The reaction temperature is usually in the range of xe2x88x9280 to 30xc2x0 C., preferably in the range of xe2x88x9250 to 0xc2x0 C.
The way to feed the starting materials and catalysts for the reaction is important in order to control side reactions such as self-condensation of the aldehyde of the formula (2), and the like and to achieve good yield.
The reaction can usually be conducted by adding the amine to a solution of the 4-bromoacetoacetic acid ester of the formula (1), the aldehyde of the formula (2) and the carboxylic acid in an inert organic solvent.
Alternatively it may be preferably conducted in the following manner which advantageously facilitates the control of the reaction temperature of the exothermic reaction from industrial viewpoint:
the reaction can be conducted by adding in parallel the 4-bromoacetoacetic acid ester of the general formula (1), the aldehyde of the formula (2) and the amine to a solution of the carboxylic acid catalyst in the inert organic solvent; or
the reaction is conducted by adding the 4-bromoacetoacetic acid ester of the formula (1), the aldehyde of the formula (2), the amine and carboxylic acid in parallel to an inert organic solvent.
After completion of the reaction, the reaction mixture is, for example, washed with an aqueous acid solution, water and the like and the solvent is concentrated to give the desired 2-alkylidene-4-bromoacetoacetic acid ester of the formula (3).

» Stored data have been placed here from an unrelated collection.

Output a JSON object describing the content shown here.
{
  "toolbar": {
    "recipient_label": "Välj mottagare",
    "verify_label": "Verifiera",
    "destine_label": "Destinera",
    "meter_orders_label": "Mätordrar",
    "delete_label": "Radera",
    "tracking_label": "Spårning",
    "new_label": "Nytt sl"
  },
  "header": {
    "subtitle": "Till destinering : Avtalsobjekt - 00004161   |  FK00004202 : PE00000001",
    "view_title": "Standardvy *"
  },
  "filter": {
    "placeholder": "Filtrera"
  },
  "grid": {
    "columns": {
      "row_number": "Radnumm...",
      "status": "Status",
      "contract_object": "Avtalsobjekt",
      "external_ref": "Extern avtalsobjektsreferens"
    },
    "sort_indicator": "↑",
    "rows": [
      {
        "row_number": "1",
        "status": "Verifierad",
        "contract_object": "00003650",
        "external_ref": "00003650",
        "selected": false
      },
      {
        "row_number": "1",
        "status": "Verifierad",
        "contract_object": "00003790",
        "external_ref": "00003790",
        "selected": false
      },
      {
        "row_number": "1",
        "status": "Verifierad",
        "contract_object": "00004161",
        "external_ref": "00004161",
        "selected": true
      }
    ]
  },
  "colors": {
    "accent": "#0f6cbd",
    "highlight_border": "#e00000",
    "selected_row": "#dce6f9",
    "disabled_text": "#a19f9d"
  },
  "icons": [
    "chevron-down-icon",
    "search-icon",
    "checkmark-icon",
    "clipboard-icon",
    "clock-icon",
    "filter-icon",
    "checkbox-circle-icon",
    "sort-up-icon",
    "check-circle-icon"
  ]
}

The solution of 2-alkylidene-4-bromoacetoacetic acid ester of the formula (3) after washing is preferably used as it is.
According to the process of the present invention, a 2-alkylidene-4-bromoacetoacetic acid ester that is useful as intermediates of pharmaceuticals and the like can be produced in good yield and advantageously from industrial view point.